Terör ağırlıklı olarak, dikkat ettiyseniz görüşüldü. Mezhepçiliğe vurgu yapıldı. İslam İşbirliği Teşkilatı Polis Koordinasyon Merkezi’nin kabul görmesinden memnuniyet duyuyoruz. Aynı şekilde Suudi Arabistan liderliğinde kurulan Teröre Karşı İslam Grubu’nun etkin hale getirilmesini istiyoruz.
Biliyorsunuz, İİT’nin bir gençlik yapılanması var. Biz dedik ki, dünyanın yarısından fazlası kadın. Bu teklifi görüştüğüm liderlerle de paylaştığım gibi bir kadın yapılanması konusunda adım atalım dedik. Aslında Mısır’da benzer bir adım atıldı. Bir de kadın kolları olsun. Kadın yaklaşımını onlar bizzat ortaya koysunlar. Erkek niye bu beyanları yapsın ki, bunu bırakalım kadınlar bizzat kendileri yapsın. Görüştüğüm liderlerin hemen hemen hepsi de olumlu beyanda bulundular. Zaten sonbaharda, İstanbul’umuzda bir konferans var. Kadın konferansı demiyorum. O farklı bir şey, bir de kadın kolları diye bir birimin olmasını önemsiyorum. İİT üyesi ülkelerin ilk gençlik zirvesi İstanbul’da yapıldı. 56 İslam ülkesinin ortak bir kızılayı yok.
Merkezi İstanbul olan bir tahkim müessesi kurulmalıdır. Asya, Afrika ve Arap grubunun yanına Avrupa Müslümanları grubunun yer almasını istiyoruz. Müslümanları yakından ilgilendirdiğine inandırdığım bir hususa değinmek istiyorum. Azeri kardeşlerimizin Ermeni işgali altında bulunan ve 25 yıldır BM’nin Azeri kardeşlerimizin lehine karar vermesine rağmen, Minsk Üçlüsü’nün sonuçlandırmamasını ben anlayamıyorum. Bu konuda da ciddi adımların atılması gerektiğini, 13. İslam İşbirliği Teşkilatı Zirvesi’nin basın açıklamasında dile getirmiş oluyoruz.

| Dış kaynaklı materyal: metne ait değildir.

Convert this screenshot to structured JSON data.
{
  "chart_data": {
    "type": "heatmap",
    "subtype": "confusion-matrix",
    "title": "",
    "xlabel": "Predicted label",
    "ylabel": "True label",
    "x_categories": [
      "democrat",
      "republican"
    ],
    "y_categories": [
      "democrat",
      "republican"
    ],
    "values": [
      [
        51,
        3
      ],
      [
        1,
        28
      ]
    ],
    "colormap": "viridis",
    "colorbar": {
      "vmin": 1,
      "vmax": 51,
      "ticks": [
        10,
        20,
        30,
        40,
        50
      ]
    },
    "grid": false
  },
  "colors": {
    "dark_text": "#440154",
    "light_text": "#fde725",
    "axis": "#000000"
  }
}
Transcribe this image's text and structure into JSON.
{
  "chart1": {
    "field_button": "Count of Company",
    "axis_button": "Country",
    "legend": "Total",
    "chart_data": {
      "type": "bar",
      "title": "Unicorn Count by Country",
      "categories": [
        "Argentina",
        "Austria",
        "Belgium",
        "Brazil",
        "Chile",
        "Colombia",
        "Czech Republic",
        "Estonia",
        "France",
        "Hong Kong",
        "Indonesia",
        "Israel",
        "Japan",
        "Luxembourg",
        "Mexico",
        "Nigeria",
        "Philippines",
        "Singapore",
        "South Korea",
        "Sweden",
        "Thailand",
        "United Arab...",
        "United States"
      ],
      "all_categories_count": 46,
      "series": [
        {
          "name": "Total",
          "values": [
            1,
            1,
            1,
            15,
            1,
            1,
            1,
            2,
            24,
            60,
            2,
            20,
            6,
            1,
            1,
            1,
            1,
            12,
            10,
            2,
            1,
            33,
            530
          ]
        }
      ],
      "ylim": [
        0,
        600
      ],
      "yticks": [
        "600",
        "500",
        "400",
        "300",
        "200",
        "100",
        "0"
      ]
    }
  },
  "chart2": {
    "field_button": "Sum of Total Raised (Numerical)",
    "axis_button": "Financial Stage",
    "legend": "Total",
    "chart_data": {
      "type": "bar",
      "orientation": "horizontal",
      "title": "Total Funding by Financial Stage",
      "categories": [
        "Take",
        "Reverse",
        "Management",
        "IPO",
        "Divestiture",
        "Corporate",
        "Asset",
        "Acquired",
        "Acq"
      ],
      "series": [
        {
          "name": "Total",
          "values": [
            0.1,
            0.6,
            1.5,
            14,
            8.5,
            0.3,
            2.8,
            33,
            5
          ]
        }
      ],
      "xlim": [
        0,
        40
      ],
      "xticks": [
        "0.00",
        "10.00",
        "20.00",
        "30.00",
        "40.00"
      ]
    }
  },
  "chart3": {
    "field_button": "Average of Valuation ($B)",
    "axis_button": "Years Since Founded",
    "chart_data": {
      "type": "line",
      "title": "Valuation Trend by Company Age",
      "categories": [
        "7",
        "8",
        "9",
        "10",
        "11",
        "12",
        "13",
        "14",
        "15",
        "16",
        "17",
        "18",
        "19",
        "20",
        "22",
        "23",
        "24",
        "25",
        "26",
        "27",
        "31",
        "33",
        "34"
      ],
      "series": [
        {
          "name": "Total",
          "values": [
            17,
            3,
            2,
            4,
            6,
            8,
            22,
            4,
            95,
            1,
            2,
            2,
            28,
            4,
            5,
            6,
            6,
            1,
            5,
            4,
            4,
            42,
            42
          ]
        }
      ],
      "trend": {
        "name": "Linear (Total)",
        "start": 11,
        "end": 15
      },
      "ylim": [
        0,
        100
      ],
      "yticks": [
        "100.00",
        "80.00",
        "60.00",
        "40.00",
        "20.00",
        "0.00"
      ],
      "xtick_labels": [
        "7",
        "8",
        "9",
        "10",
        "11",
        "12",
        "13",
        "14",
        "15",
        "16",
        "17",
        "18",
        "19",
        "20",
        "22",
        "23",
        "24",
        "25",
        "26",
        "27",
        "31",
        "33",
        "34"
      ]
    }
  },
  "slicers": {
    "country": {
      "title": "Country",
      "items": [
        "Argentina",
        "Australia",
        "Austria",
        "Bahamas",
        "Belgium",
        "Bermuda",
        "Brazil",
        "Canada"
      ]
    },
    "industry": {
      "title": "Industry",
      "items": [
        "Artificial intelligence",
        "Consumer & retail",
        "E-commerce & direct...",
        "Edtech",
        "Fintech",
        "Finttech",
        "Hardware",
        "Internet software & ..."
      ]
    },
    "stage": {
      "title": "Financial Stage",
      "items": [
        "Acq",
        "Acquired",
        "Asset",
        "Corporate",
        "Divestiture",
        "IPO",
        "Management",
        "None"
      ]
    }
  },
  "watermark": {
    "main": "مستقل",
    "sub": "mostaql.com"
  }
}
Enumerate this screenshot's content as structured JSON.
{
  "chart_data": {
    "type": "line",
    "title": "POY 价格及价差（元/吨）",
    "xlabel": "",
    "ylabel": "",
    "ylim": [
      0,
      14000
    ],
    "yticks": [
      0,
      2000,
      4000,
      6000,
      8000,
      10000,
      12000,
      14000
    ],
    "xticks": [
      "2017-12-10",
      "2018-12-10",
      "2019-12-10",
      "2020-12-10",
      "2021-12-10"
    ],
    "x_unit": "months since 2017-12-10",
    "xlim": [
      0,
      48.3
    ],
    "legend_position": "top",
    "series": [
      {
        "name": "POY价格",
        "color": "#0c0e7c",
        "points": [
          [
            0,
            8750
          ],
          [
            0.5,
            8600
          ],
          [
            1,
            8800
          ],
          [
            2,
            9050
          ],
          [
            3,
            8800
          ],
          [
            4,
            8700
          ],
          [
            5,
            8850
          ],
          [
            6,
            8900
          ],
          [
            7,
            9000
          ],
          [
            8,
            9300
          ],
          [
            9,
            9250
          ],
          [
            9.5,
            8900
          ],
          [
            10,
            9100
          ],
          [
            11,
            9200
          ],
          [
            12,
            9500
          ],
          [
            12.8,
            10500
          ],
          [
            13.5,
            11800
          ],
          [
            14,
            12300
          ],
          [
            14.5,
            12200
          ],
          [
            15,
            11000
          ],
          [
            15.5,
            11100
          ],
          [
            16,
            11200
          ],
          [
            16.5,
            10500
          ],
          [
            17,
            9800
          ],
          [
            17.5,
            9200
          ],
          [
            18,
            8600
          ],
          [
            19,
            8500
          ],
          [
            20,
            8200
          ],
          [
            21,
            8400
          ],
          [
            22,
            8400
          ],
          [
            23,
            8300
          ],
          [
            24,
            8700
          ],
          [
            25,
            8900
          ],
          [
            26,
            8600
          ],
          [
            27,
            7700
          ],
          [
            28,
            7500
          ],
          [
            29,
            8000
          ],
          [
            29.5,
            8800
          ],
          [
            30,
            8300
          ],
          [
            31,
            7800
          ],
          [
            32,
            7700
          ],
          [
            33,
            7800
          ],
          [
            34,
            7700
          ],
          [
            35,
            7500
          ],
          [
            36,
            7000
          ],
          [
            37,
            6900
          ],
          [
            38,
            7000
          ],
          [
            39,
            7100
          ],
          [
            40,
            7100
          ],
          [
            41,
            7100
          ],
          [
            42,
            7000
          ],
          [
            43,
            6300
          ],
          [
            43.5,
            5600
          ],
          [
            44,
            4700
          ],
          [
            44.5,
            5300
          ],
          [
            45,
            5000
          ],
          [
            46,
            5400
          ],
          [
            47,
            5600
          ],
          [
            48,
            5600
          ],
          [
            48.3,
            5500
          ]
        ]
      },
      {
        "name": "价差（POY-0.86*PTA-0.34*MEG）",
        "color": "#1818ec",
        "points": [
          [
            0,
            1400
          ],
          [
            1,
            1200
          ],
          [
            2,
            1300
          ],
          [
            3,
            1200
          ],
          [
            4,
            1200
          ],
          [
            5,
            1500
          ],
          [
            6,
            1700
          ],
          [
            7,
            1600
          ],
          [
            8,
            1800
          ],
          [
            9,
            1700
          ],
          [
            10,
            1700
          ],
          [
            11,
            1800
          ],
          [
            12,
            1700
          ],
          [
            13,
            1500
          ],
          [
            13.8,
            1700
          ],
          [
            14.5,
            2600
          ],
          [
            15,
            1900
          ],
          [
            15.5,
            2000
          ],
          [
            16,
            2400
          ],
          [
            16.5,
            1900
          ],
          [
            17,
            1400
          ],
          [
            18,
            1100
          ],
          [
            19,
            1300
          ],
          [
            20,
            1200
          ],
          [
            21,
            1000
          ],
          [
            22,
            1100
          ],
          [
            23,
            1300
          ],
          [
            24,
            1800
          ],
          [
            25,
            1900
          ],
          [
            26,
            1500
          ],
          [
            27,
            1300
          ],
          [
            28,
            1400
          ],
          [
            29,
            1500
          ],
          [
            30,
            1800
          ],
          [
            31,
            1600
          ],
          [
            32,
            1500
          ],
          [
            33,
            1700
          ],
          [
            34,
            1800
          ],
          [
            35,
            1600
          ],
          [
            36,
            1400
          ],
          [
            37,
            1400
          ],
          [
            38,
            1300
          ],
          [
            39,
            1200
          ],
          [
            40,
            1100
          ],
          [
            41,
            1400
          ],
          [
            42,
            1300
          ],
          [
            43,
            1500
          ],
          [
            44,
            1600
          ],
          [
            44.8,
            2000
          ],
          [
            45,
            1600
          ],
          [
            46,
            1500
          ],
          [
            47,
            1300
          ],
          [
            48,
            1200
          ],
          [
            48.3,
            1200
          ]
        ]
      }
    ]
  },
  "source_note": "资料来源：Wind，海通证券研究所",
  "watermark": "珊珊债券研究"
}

Kosova’yı tanımamış Müslüman ülkelerin olmasını da anlamıyorum. Cammu Keşmir sorununu çözümünde halkların tercihine kulak verilmeyen bir mesele. Bilhassa Müslümanların azınlık olduğu yerlerde etkisi hissedilen İslamofobi, baskı, şiddet ve diğer tüm olumsuzlukların önüne geçilmesi için İslam ülkelerinin hep birlikte hareket etmesi şarttır. Müslüman olmayanların meselesini niçin Müslüman olmayanlara havale ediyoruz ki? Müslümanların meselesini Müslümanların çözmesi lazım.
Irak’ta petrol varlığının yüzde 80’ini müdahale edenler paylaşmaktadır. Iraklılar da bunu kendi aralarında paylaşamamaktadır. Libya’ya bakın, aynısını göreceksiniz. Libya’daki olaylarda gelişmiş ülkelerin o bankalardaki paraları 170 milyar dolar. Şimdi maalesef 30-40 milyar dolar civarında olduğunu öğrendim. Yok kurdu, yok şuydu. Zaten istediğin zaman çekebildiğin bir para değil. Biz İslam İşbirliği Teşkilatı’nın adına yakışır hareket etmesi için mücadele ettik, edeceğiz.